How open data challenge funds can help level up the UK

Tris Dyson, Managing Director of Nesta Challenges, examines how local government could work with other groups and organisations to utilise resources like open data and solve some of the challenges set out in the Levelling Up white paper

Last week the government unveiled its long-awaited plan to level up the UK and spread opportunities more equally across the nation. The plan set out a range of missions, including levelling up education and skills so that 200,000 more people complete high-quality training every year; narrowing the gap in life expectancy between areas; and improving transport by bringing standards closer to those seen in London.

This ambitious agenda is to be commended in its scope, but the real challenge is how to turn a national vision into transformative change at the local level. To truly mobilise local leadership and industry innovation, we need to support local leaders to undertake complex, mission-driven, multi-sector collaboration.

Open data challenge funds
There is a pivotal opportunity to support what is potentially the largest devolution of power from Whitehall ever seen. While the Government has a laudable aim of supporting local and Mayoral Combined Authorities with better access to data and spatial analysis, there is an opportunity to take this a step further, by enabling local authorities to leverage open data and partner with businesses and other stakeholders to drive local innovation and transformative change.

For more than 10 years Nesta Challenges has been working to find solutions to some of society’s biggest problems. We’ve done this by running open innovation competitions that bring together the UK’s best innovators with problem-holders to create solutions to thorny problems. Open innovation competitions, or challenge prizes, foster cross-sector collaboration, provide an agile route to problem-solving, generate investment from the private sector and support the commercialisation and scaling of innovation.

For example, in 2018 we ran the £5 million Open Up Challenge to use open banking data to transform the way small businesses use financial services in the UK. We followed this up with the 2020 edition, a £1.5 million challenge to help more people use their own financial data to allow them to get more from their money.

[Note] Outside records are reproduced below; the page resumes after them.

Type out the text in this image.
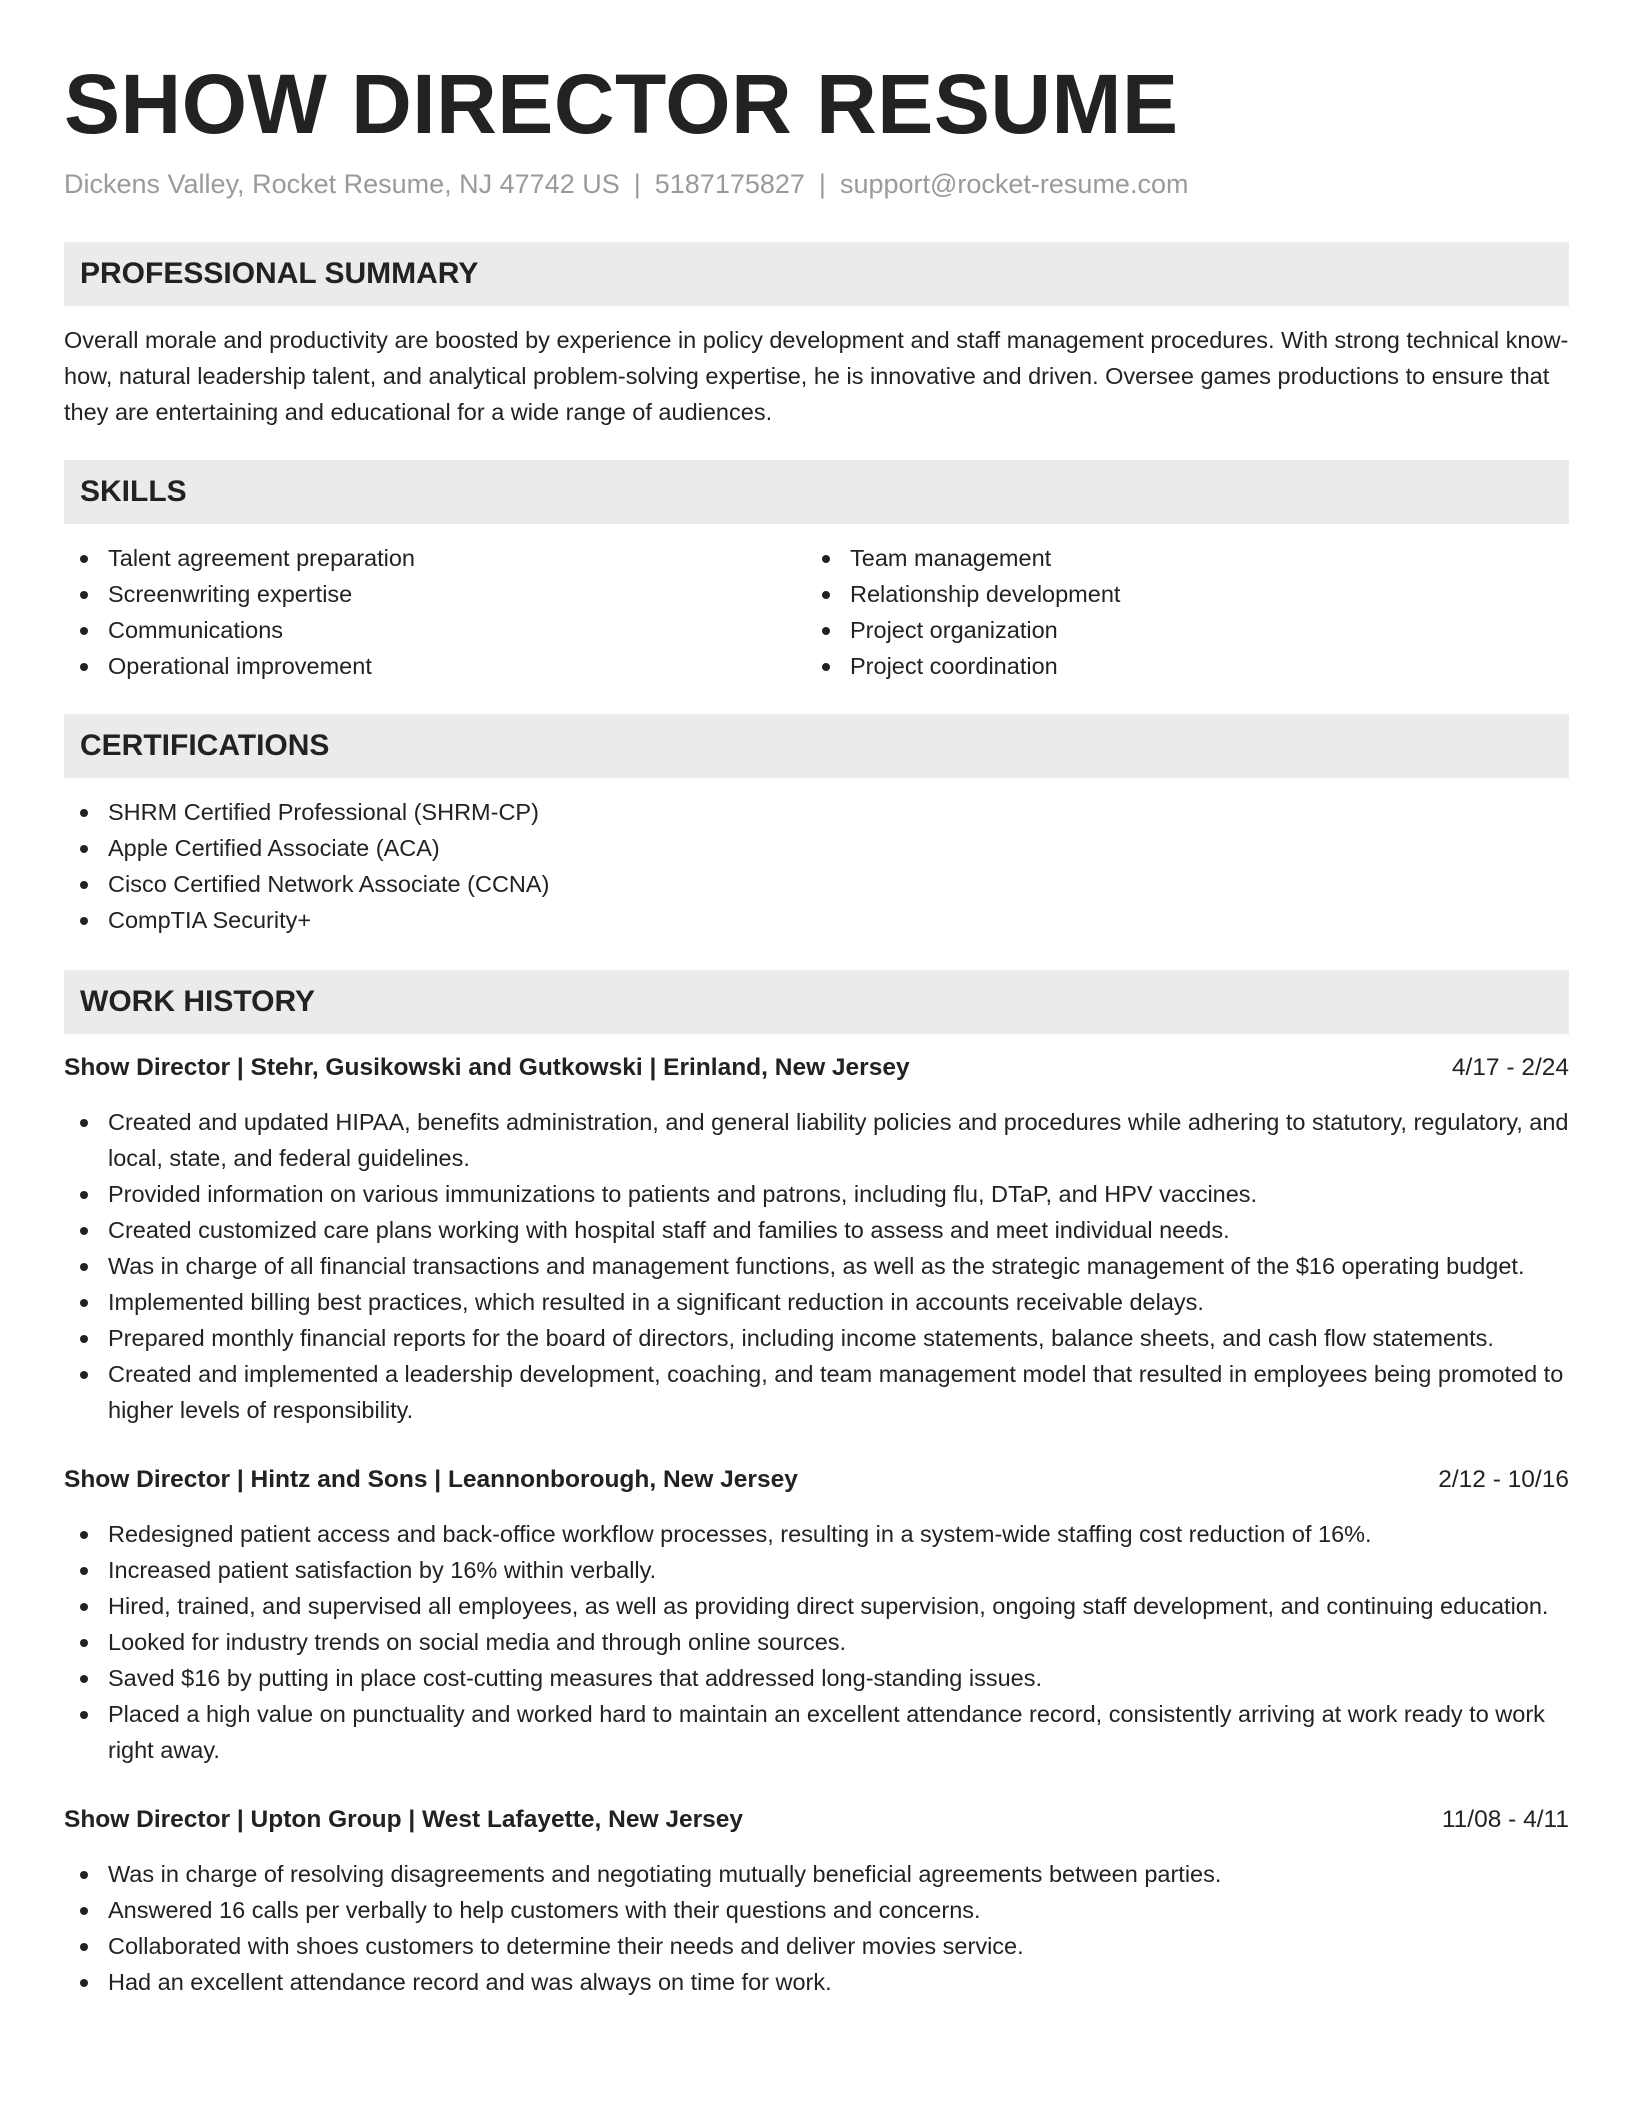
SHOW DIRECTOR RESUME
Dickens Valley, Rocket Resume, NJ 47742 US | 5187175827 | support@rocket-resume.com
PROFESSIONAL SUMMARY

Overall morale and productivity are boosted by experience in policy development and staff management procedures. With strong technical know-how, natural leadership talent, and analytical problem-solving expertise, he is innovative and driven. Oversee games productions to ensure that they are entertaining and educational for a wide range of audiences.

SKILLS
Talent agreement preparation
Screenwriting expertise
Communications
Operational improvement
Team management
Relationship development
Project organization
Project coordination
CERTIFICATIONS
SHRM Certified Professional (SHRM-CP)
Apple Certified Associate (ACA)
Cisco Certified Network Associate (CCNA)
CompTIA Security+
WORK HISTORY
Show Director | Stehr, Gusikowski and Gutkowski | Erinland, New Jersey	4/17 - 2/24
Created and updated HIPAA, benefits administration, and general liability policies and procedures while adhering to statutory, regulatory, and local, state, and federal guidelines.
Provided information on various immunizations to patients and patrons, including flu, DTaP, and HPV vaccines.
Created customized care plans working with hospital staff and families to assess and meet individual needs.
Was in charge of all financial transactions and management functions, as well as the strategic management of the $16 operating budget.
Implemented billing best practices, which resulted in a significant reduction in accounts receivable delays.
Prepared monthly financial reports for the board of directors, including income statements, balance sheets, and cash flow statements.
Created and implemented a leadership development, coaching, and team management model that resulted in employees being promoted to higher levels of responsibility.
Show Director | Hintz and Sons | Leannonborough, New Jersey	2/12 - 10/16
Redesigned patient access and back-office workflow processes, resulting in a system-wide staffing cost reduction of 16%.
Increased patient satisfaction by 16% within verbally.
Hired, trained, and supervised all employees, as well as providing direct supervision, ongoing staff development, and continuing education.
Looked for industry trends on social media and through online sources.
Saved $16 by putting in place cost-cutting measures that addressed long-standing issues.
Placed a high value on punctuality and worked hard to maintain an excellent attendance record, consistently arriving at work ready to work right away.
Show Director | Upton Group | West Lafayette, New Jersey	11/08 - 4/11
Was in charge of resolving disagreements and negotiating mutually beneficial agreements between parties.
Answered 16 calls per verbally to help customers with their questions and concerns.
Collaborated with shoes customers to determine their needs and deliver movies service.
Had an excellent attendance record and was always on time for work.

We’ve also worked with cities in the UK and abroad to run challenge funds to create breakthrough solutions to complex problems, ranging from building more affordable, net-zero homes in Bristol and tackling freight congestion in Bogotá, to reducing air pollution and providing better social support services to disadvantaged populations in London. Cities are hungry for more nimble, creative ways to solve local problems.

Levelling up bus ridership
The same approach could help advance the government’s mission to give more people access to quality, reliable transport services. While nearly six out of every 10 public transport journeys in Britain are on buses, people’s overall experience is of unreliable, slow and expensive journeys.

Open data challenge funds, designed with government, local authorities, and transport services providers, would bring tech innovators and the transport industry together to leverage open data and create more demand-responsive services, provide better information to customers, lead to better planning and decision-making, and better integrate services to meet more people in more places.

Powering adult learning
Like transport, skills is an area in which open data could prove transformative for the 25 per cent of the UK’s working age population with low literacy and numeracy skills. The UK could improve its productivity by at least five per cent if it reduced its level of skills mismatch, yet too many adult learners are discouraged from pursuing further education because of the time, cost or energy required - or fear of being perceived as a failure for needing to take up this education.

To combat this, we need new digital tools that meet the unique and varied needs of learners around the UK. A challenge prize here would help take the edtech explosion we’ve seen in recent years to the people who stand to benefit the most, by bringing together local authorities with employability experts and the tech sector, to find solutions to improving literacy, numeracy and digital skills that are tailored to local employability needs. Innovation such as AI-powered courses which adapt the difficulty of content to the learner’s needs, gamified quizzes and apps which allow for bite-sized learning, as well as careers advice which shows a clear pathway from learning to local employment opportunities, are all potential solutions to the skills gap in the UK.

Improving health outcomes
Similarly, challenge prizes could address the levelling up goals to reduce regional health inequalities and promote access to available health facilities locally, through the incentivisation of AI-enabled clinical decision tools and digital/telemedicine healthcare systems. Use of locally collected data on health inequalities and population level health data could be used to build responsive machine-learning, creating databases to enable this innovation. Working with local authorities, innovators in these challenges could trial new technologies and gather data on impact and long-term implementation.

Building capacity of local authorities to deliver
As more areas of the UK take on greater responsibility, we should empower mayors and other leaders to take creative new approaches to identifying and tackling local problems. Innovation challenge funds will help them harness innovation potential around a particular mission; invite businesses and other enabling partners to develop, test and scale solutions; and foster systemic change by engaging a broad spectrum of stakeholders - including citizens, businesses, regulators, and government - to unlock the full potential of communities across the UK.